Come vede, invece, lo stato di salute della cultura nuorese che ha segnato un'epoca e oggi sembra sfiorire?

«Tutte le civiltà nascono, crescono, esplodono e poi muoiono. A Nuoro vi sono ancora individualità belle e forti, ma la città è decadente anche dal punto di vista culturale. C'è un'autoreferenzialità spaventosa, una tendenza all’appartenenza politica che alla letteratura non fa mai bene. La letteratura deve essere un mondo a parte, un terreno dove scrittore e lettore si incontrano e parlano di grandi temi, di libertà, non di politica».

Perché la letteratura sarda oggi sembra essere legata a una dimensione locale o percepita come periferica dal pubblico?

«Perché la “letteratura” sarda di oggi non è letteratura. Come anticipato, è una narrativa di consumo, alla moda, mediocre, di facilità. In questo momento non c’è una grande letteratura neppure in Italia. Le università estere non studiano niente di italiano dopo Calvino, figuriamoci quale attenzione possono riservare alla Sardegna».

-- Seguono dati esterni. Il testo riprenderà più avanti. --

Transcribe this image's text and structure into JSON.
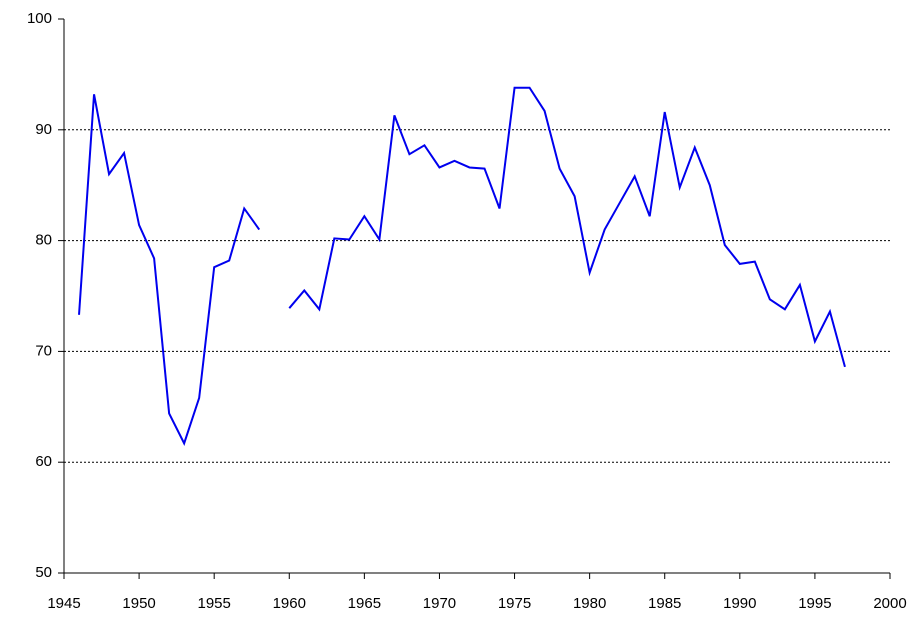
{
  "chart_data": {
    "type": "line",
    "x": [
      1946,
      1947,
      1948,
      1949,
      1950,
      1951,
      1952,
      1953,
      1954,
      1955,
      1956,
      1957,
      1958,
      1959,
      1960,
      1961,
      1962,
      1963,
      1964,
      1965,
      1966,
      1967,
      1968,
      1969,
      1970,
      1971,
      1972,
      1973,
      1974,
      1975,
      1976,
      1977,
      1978,
      1979,
      1980,
      1981,
      1982,
      1983,
      1984,
      1985,
      1986,
      1987,
      1988,
      1989,
      1990,
      1991,
      1992,
      1993,
      1994,
      1995,
      1996,
      1997
    ],
    "values": [
      73.3,
      93.2,
      86.0,
      87.9,
      81.4,
      78.4,
      64.4,
      61.7,
      65.8,
      77.6,
      78.2,
      82.9,
      81.0,
      null,
      73.9,
      75.5,
      73.8,
      80.2,
      80.1,
      82.2,
      80.1,
      91.3,
      87.8,
      88.6,
      86.6,
      87.2,
      86.6,
      86.5,
      82.9,
      93.8,
      93.8,
      91.7,
      86.5,
      84.0,
      77.1,
      81.0,
      83.4,
      85.8,
      82.2,
      91.6,
      84.8,
      88.4,
      85.0,
      79.6,
      77.9,
      78.1,
      74.7,
      73.8,
      76.0,
      70.9,
      73.6,
      68.6
    ],
    "color": "#0000ee",
    "xlim": [
      1945,
      2000
    ],
    "xticks": [
      1945,
      1950,
      1955,
      1960,
      1965,
      1970,
      1975,
      1980,
      1985,
      1990,
      1995,
      2000
    ],
    "ylim": [
      50,
      100
    ],
    "yticks": [
      50,
      60,
      70,
      80,
      90,
      100
    ],
    "grid": true
  }
}
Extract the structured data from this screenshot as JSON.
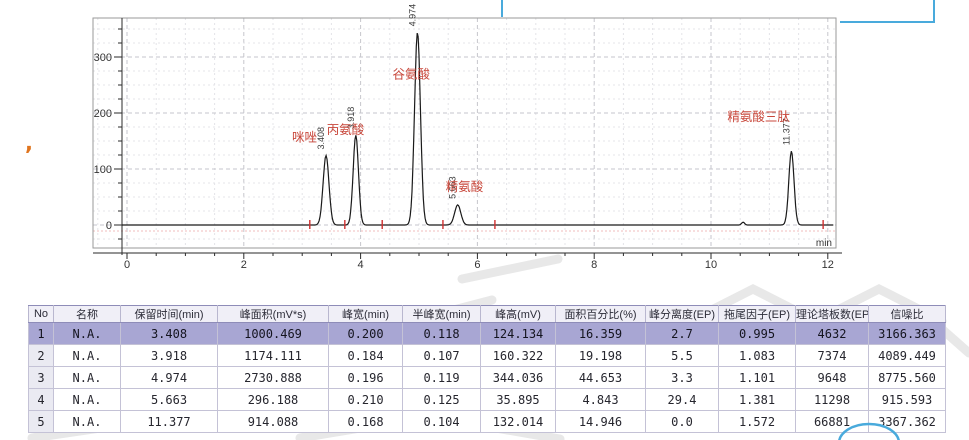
{
  "annotation": {
    "comma": ",",
    "blue_color": "#49aadc",
    "comma_color": "#e0751f"
  },
  "chart_data": {
    "type": "line",
    "title": "",
    "xlabel": "min",
    "ylabel": "",
    "x_ticks": [
      0,
      2,
      4,
      6,
      8,
      10,
      12
    ],
    "y_ticks": [
      0,
      100,
      200,
      300
    ],
    "x_minor_step": 0.5,
    "y_minor_step": 25,
    "xlim": [
      -0.58,
      12.15
    ],
    "ylim": [
      -41,
      369
    ],
    "grid": true,
    "legend": false,
    "curve_color": "#1a1a1a",
    "peak_label_color": "#c8473b",
    "integration_tick_color": "#d03030",
    "peaks": [
      {
        "name": "咪唑",
        "rt": 3.408,
        "height": 124.134,
        "fwhm": 0.118
      },
      {
        "name": "丙氨酸",
        "rt": 3.918,
        "height": 160.322,
        "fwhm": 0.107
      },
      {
        "name": "谷氨酸",
        "rt": 4.974,
        "height": 344.036,
        "fwhm": 0.119
      },
      {
        "name": "精氨酸",
        "rt": 5.663,
        "height": 35.895,
        "fwhm": 0.125
      },
      {
        "name": "精氨酸三肽",
        "rt": 11.377,
        "height": 132.014,
        "fwhm": 0.104
      }
    ],
    "minor_peak": {
      "rt": 10.55,
      "height": 5,
      "fwhm": 0.06
    },
    "integration_tick_times": [
      3.13,
      3.73,
      4.37,
      5.41,
      6.3,
      11.92
    ]
  },
  "table": {
    "headers": [
      "No",
      "名称",
      "保留时间(min)",
      "峰面积(mV*s)",
      "峰宽(min)",
      "半峰宽(min)",
      "峰高(mV)",
      "面积百分比(%)",
      "峰分离度(EP)",
      "拖尾因子(EP)",
      "理论塔板数(EP)",
      "信噪比"
    ],
    "rows": [
      [
        "1",
        "N.A.",
        "3.408",
        "1000.469",
        "0.200",
        "0.118",
        "124.134",
        "16.359",
        "2.7",
        "0.995",
        "4632",
        "3166.363"
      ],
      [
        "2",
        "N.A.",
        "3.918",
        "1174.111",
        "0.184",
        "0.107",
        "160.322",
        "19.198",
        "5.5",
        "1.083",
        "7374",
        "4089.449"
      ],
      [
        "3",
        "N.A.",
        "4.974",
        "2730.888",
        "0.196",
        "0.119",
        "344.036",
        "44.653",
        "3.3",
        "1.101",
        "9648",
        "8775.560"
      ],
      [
        "4",
        "N.A.",
        "5.663",
        "296.188",
        "0.210",
        "0.125",
        "35.895",
        "4.843",
        "29.4",
        "1.381",
        "11298",
        "915.593"
      ],
      [
        "5",
        "N.A.",
        "11.377",
        "914.088",
        "0.168",
        "0.104",
        "132.014",
        "14.946",
        "0.0",
        "1.572",
        "66881",
        "3367.362"
      ]
    ],
    "selected_row": 0,
    "colors": {
      "selected_bg": "#a8a6d3",
      "header_bg": "#f0eff7",
      "index_col_bg": "#eaeaf2",
      "border": "#c4c2d6"
    }
  }
}
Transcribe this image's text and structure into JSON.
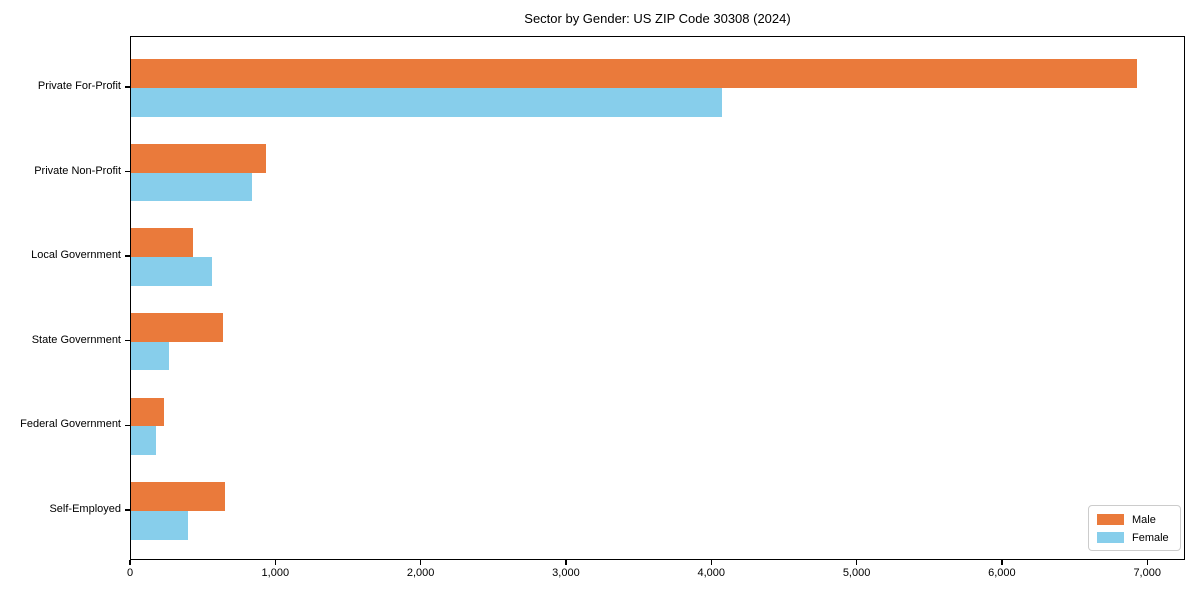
{
  "title": "Sector by Gender: US ZIP Code 30308 (2024)",
  "chart_data": {
    "type": "bar",
    "orientation": "horizontal",
    "title": "Sector by Gender: US ZIP Code 30308 (2024)",
    "categories": [
      "Private For-Profit",
      "Private Non-Profit",
      "Local Government",
      "State Government",
      "Federal Government",
      "Self-Employed"
    ],
    "series": [
      {
        "name": "Male",
        "color": "#EA7A3B",
        "values": [
          6920,
          930,
          430,
          630,
          230,
          650
        ]
      },
      {
        "name": "Female",
        "color": "#87CEEB",
        "values": [
          4070,
          830,
          560,
          260,
          170,
          390
        ]
      }
    ],
    "xlabel": "",
    "ylabel": "",
    "xlim": [
      0,
      7260
    ],
    "xticks": [
      0,
      1000,
      2000,
      3000,
      4000,
      5000,
      6000,
      7000
    ],
    "xtick_labels": [
      "0",
      "1,000",
      "2,000",
      "3,000",
      "4,000",
      "5,000",
      "6,000",
      "7,000"
    ],
    "legend": {
      "position": "lower right",
      "entries": [
        "Male",
        "Female"
      ]
    },
    "grid": false
  },
  "colors": {
    "male": "#EA7A3B",
    "female": "#87CEEB",
    "axis": "#000000",
    "legend_border": "#cccccc"
  }
}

La figura della sùrbile che domina la narrazione di Istella mea è solo leggenda o rappresenta qualcosa di più profondo e simbolico?

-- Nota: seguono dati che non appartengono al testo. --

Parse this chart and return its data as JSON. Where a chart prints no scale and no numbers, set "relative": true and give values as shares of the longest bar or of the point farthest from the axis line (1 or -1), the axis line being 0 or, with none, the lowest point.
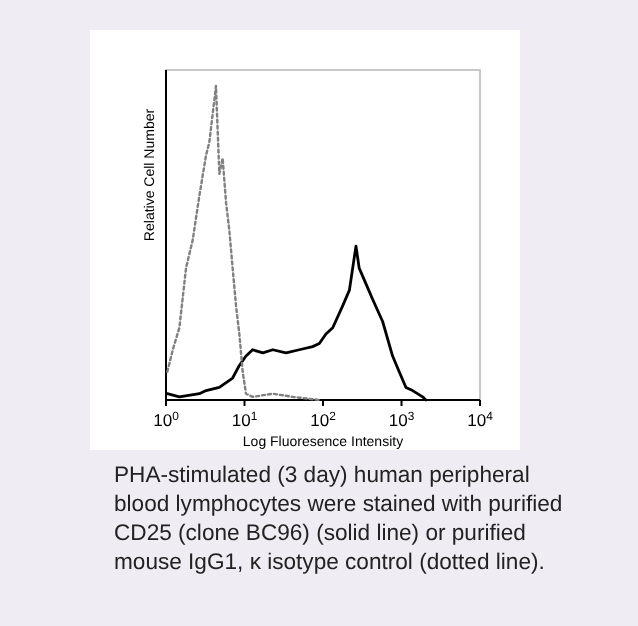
{
  "chart_data": {
    "type": "line",
    "relative": true,
    "log": "x",
    "xlabel": "Log Fluoresence Intensity",
    "ylabel": "Relative Cell Number",
    "xlim": [
      1,
      10000
    ],
    "xticks": [
      {
        "value": 1,
        "label": "10$^{0}$"
      },
      {
        "value": 10,
        "label": "10$^{1}$"
      },
      {
        "value": 100,
        "label": "10$^{2}$"
      },
      {
        "value": 1000,
        "label": "10$^{3}$"
      },
      {
        "value": 10000,
        "label": "10$^{4}$"
      }
    ],
    "series": [
      {
        "color": "#000000",
        "line_style": "solid",
        "x": [
          1.04,
          1.48,
          2.66,
          3.24,
          4.78,
          7.06,
          8.6,
          10.45,
          12.7,
          17.1,
          22.9,
          33.8,
          49.9,
          73.7,
          89.8,
          109,
          133,
          178,
          217,
          263,
          289,
          353,
          430,
          575,
          770,
          935,
          1140,
          1385,
          1860,
          2040
        ],
        "values": [
          0.02,
          0.01,
          0.02,
          0.03,
          0.04,
          0.07,
          0.11,
          0.14,
          0.16,
          0.15,
          0.16,
          0.15,
          0.16,
          0.17,
          0.18,
          0.21,
          0.23,
          0.3,
          0.35,
          0.49,
          0.42,
          0.37,
          0.32,
          0.25,
          0.14,
          0.09,
          0.04,
          0.03,
          0.01,
          0
        ]
      },
      {
        "color": "#808080",
        "line_style": "dotted",
        "x": [
          1.04,
          1.22,
          1.48,
          1.8,
          2.19,
          2.66,
          3.24,
          3.56,
          3.93,
          4.33,
          4.78,
          5.27,
          5.81,
          6.41,
          7.06,
          7.8,
          8.6,
          9.48,
          10.45,
          12.7,
          22.9,
          41.1,
          89.8
        ],
        "values": [
          0.09,
          0.16,
          0.23,
          0.42,
          0.51,
          0.65,
          0.78,
          0.82,
          0.91,
          1,
          0.72,
          0.77,
          0.63,
          0.54,
          0.42,
          0.3,
          0.21,
          0.09,
          0.02,
          0.01,
          0.02,
          0.01,
          0
        ]
      }
    ],
    "annotations": [
      "PHA-stimulated (3 day) human peripheral blood lymphocytes were stained with purified CD25 (clone BC96) (solid line) or purified mouse IgG1, κ isotype control (dotted line)."
    ]
  }
}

«Rappresenta intanto le donne che avevano poteri speculari rispetto a quelle che facevano del bene. La sùrbile, era una donna che diffondeva il male. La leggenda del sangue succhiato lascia il tempo che trova. Ma persone capaci di assorbire l'energia intorno a sé e bruciare tutto ciò che le circondava esistevano, ed esistono tuttora».

Che influenza ha avuto l'esperienza asiatica sulla sua scrittura e sul suo modo di vedere il mondo?

«È stata forte perché intanto mi sono confrontato con un'altra religione, il confucianesimo, e il suo portato sociale e culturale. Quindi, per esempio, la cura della famiglia, che rispecchia per certi versi quella che era la Sardegna di un tempo. E poi nel modo di affrontare la vita, il fatto di essere forse più sereni, più pragmatici, e non cupi e sconvolti dal senso di colpa come siamo noi occidentali».

Se dovesse scegliere una sola immagine o una frase da consegnare al lettore di Istella mea?

«Forse il padre costretto ad ammazzare un asino. Perché c'è tutta la fine di una cultura agropastorale e di una civiltà, quella sarda, i cui figli hanno affrontato in maniera abbastanza impreparata il nuovo mondo. Un passaggio che ha generato una crisi ancora in corso. Dunque trovo quella scena molto emblematica».